Per il critico di Avvenire, Andrea Fagioli, Grande Fratello si è ibridato fino a diventare un prodotto cucito addosso alla sua conduttrice, Barbara D’Urso. Il format originale ha infatti lasciato spazio ai panni sporchi da lavare in pubblico:

Ad infierire sul Grande fratello sembra di farlo per punto preso. Sgombriamo allora il campo dagli equivoci. Non è tanto il format, questo come altri, in discussione. Costringere delle persone alla convivenza forzata, vedere come reagiscono, magari con l’intento più che altro del gioco, può anche essere un’idea al limite dell’esperimento sociale. Anche L’isola dei famosi, come idea iniziale, con il suo spirito d’avventura, stava in piedi.

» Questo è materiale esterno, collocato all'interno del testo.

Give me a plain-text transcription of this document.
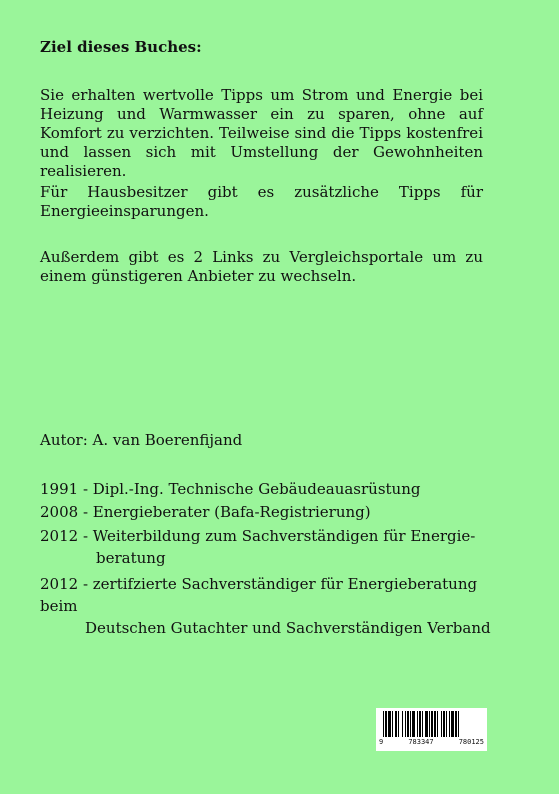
Ziel dieses Buches:
Sie erhalten wertvolle Tipps um Strom und Energie bei Heizung und Warmwasser ein zu sparen, ohne auf Komfort zu verzichten. Teilweise sind die Tipps kostenfrei und lassen sich mit Umstellung der Gewohnheiten realisieren.
Für Hausbesitzer gibt es zusätzliche Tipps für Energieeinsparungen.
Außerdem gibt es 2 Links zu Vergleichsportale um zu einem günstigeren Anbieter zu wechseln.
Autor: A. van Boerenfijand
1991 - Dipl.-Ing. Technische Gebäudeauasrüstung
2008 - Energieberater (Bafa-Registrierung)
2012 - Weiterbildung zum Sachverständigen für Energie-
beratung
2012 - zertifzierte Sachverständiger für Energieberatung beim
Deutschen Gutachter und Sachverständigen Verband
9	783347	780125
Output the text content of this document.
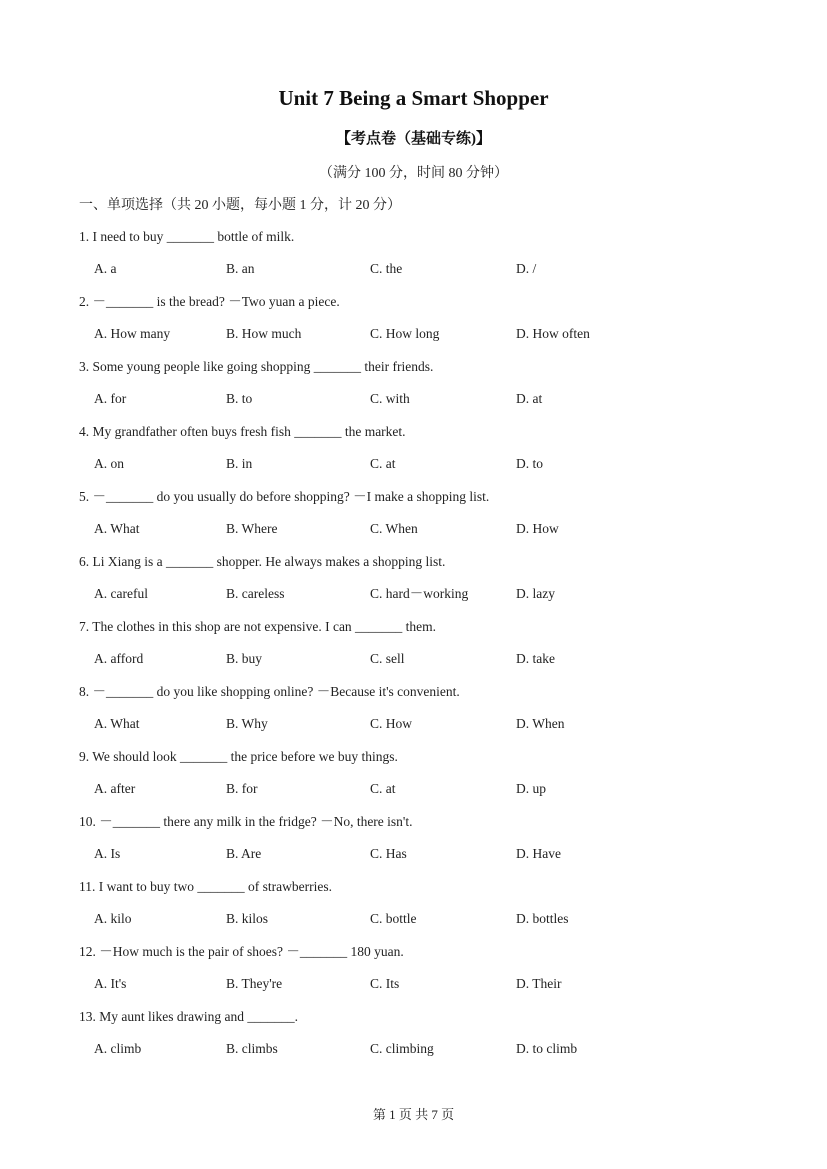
Unit 7 Being a Smart Shopper
【考点卷（基础专练)】
（满分 100 分，时间 80 分钟）
一、单项选择（共 20 小题，每小题 1 分，计 20 分）
1. I need to buy _______ bottle of milk.
A. a	B. an	C. the	D. /
2. －_______ is the bread? －Two yuan a piece.
A. How many	B. How much	C. How long	D. How often
3. Some young people like going shopping _______ their friends.
A. for	B. to	C. with	D. at
4. My grandfather often buys fresh fish _______ the market.
A. on	B. in	C. at	D. to
5. －_______ do you usually do before shopping? －I make a shopping list.
A. What	B. Where	C. When	D. How
6. Li Xiang is a _______ shopper. He always makes a shopping list.
A. careful	B. careless	C. hard－working	D. lazy
7. The clothes in this shop are not expensive. I can _______ them.
A. afford	B. buy	C. sell	D. take
8. －_______ do you like shopping online? －Because it's convenient.
A. What	B. Why	C. How	D. When
9. We should look _______ the price before we buy things.
A. after	B. for	C. at	D. up
10. －_______ there any milk in the fridge? －No, there isn't.
A. Is	B. Are	C. Has	D. Have
11. I want to buy two _______ of strawberries.
A. kilo	B. kilos	C. bottle	D. bottles
12. －How much is the pair of shoes? －_______ 180 yuan.
A. It's	B. They're	C. Its	D. Their
13. My aunt likes drawing and _______.
A. climb	B. climbs	C. climbing	D. to climb
第 1 页 共 7 页
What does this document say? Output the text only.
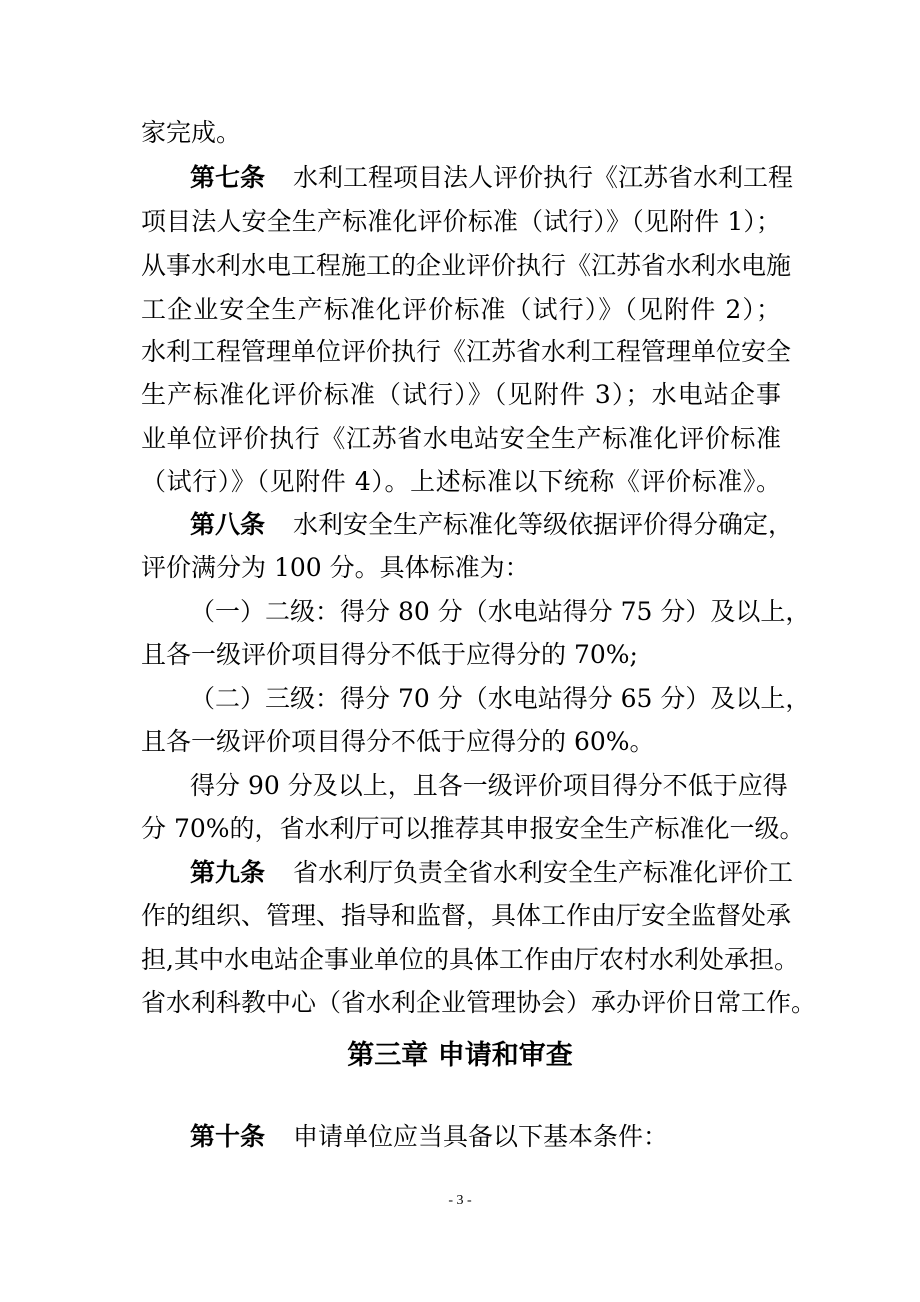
家完成。
第七条 水利工程项目法人评价执行《江苏省水利工程
项目法人安全生产标准化评价标准（试行）》（见附件 1）；
从事水利水电工程施工的企业评价执行《江苏省水利水电施
工企业安全生产标准化评价标准（试行）》（见附件 2）；
水利工程管理单位评价执行《江苏省水利工程管理单位安全
生产标准化评价标准（试行）》（见附件 3）；水电站企事
业单位评价执行《江苏省水电站安全生产标准化评价标准
（试行）》（见附件 4）。上述标准以下统称《评价标准》。
第八条 水利安全生产标准化等级依据评价得分确定，
评价满分为 100 分。具体标准为：
（一）二级：得分 80 分（水电站得分 75 分）及以上，
且各一级评价项目得分不低于应得分的 70%;
（二）三级：得分 70 分（水电站得分 65 分）及以上，
且各一级评价项目得分不低于应得分的 60%。
得分 90 分及以上，且各一级评价项目得分不低于应得
分 70%的，省水利厅可以推荐其申报安全生产标准化一级。
第九条 省水利厅负责全省水利安全生产标准化评价工
作的组织、管理、指导和监督，具体工作由厅安全监督处承
担,其中水电站企事业单位的具体工作由厅农村水利处承担。
省水利科教中心（省水利企业管理协会）承办评价日常工作。
第三章 申请和审查
第十条 申请单位应当具备以下基本条件：
- 3 -
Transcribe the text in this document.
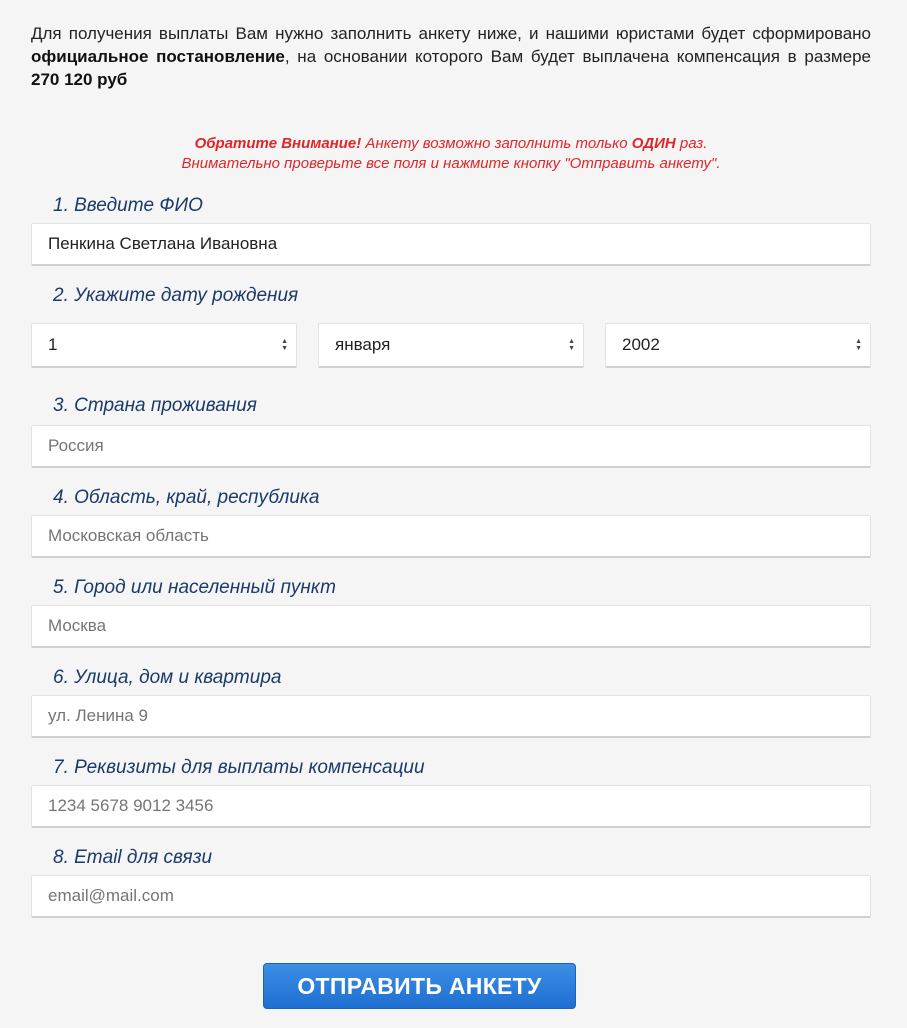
Для получения выплаты Вам нужно заполнить анкету ниже, и нашими юристами будет сформировано официальное постановление, на основании которого Вам будет выплачена компенсация в размере 270 120 руб

Обратите Внимание! Анкету возможно заполнить только ОДИН раз.
Внимательно проверьте все поля и нажмите кнопку "Отправить анкету".
1. Введите ФИО
Пенкина Светлана Ивановна
2. Укажите дату рождения
1	▲
▼	января	▲
▼	2002	▲
▼
3. Страна проживания
Россия
4. Область, край, республика
Московская область
5. Город или населенный пункт
Москва
6. Улица, дом и квартира
ул. Ленина 9
7. Реквизиты для выплаты компенсации
1234 5678 9012 3456
8. Email для связи
email@mail.com
ОТПРАВИТЬ АНКЕТУ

Poi è diventata quello che è diventata toccando il fondo con i ben noti episodi delle ultime puntate di questa stagione. In fatto di idee, anche quella del Grande fratello si è ibridata fino a diventare un prodotto cucito addosso alla sua conduttrice, Barbara D’Urso, alla quale, sempre a scanso di equivoci, va ancora una volta riconosciuta grande professionalità (nel suo genere) e grande forza fisica e di volontà, tenendo conto che ormai va in diretta su Canale 5 tutti i pomeriggi dalla domenica al venerdì e in due lunghissime serate il lunedì con questa sedicesima edizione del Grande fratello e il mercoledì con Live – Non è la D’Urso. La prima puntata del GF16 è iniziata alle 21,40 ed è finita alle una e mezzo. Ed è proprio in quelle quattro ore che abbiamo assistito più che al format originale a quello dei panni sporchi da lavare in pubblico. Tra i partecipanti, di cui tralasciamo volentieri i nomi, c’è la sorella che non parla più con il fratello a causa della cognata, c’è la madre che nega di far veder la figlia al padre separato, ci sono donne tradite tanto che uno dei gesti più ripetuti della serata è quello della corna. Il resto sono presunti vip perché hanno bazzicato qualche altro programma televisivo oppure sono figli di coppie note. In pochi hanno una storia personale che valga la pena raccontare. A questo cast per meriti di gossip si aggiungono gli insulsi doppi sensi dei cosiddetti opinionisti con il solito macchiettistico Cristiano Malgioglio con tanto di kilt che offre alla D’Urso una serata a suon di dubbi se il cantautore abbia o meno le mutande e una Iva Zanicchi che a proposito di uno dei tanti palestrati tartarugati che affollano la “casa” si avventura in apprezzamenti con metafore zoologiche. È chiaro, allora, che il problema non è il format.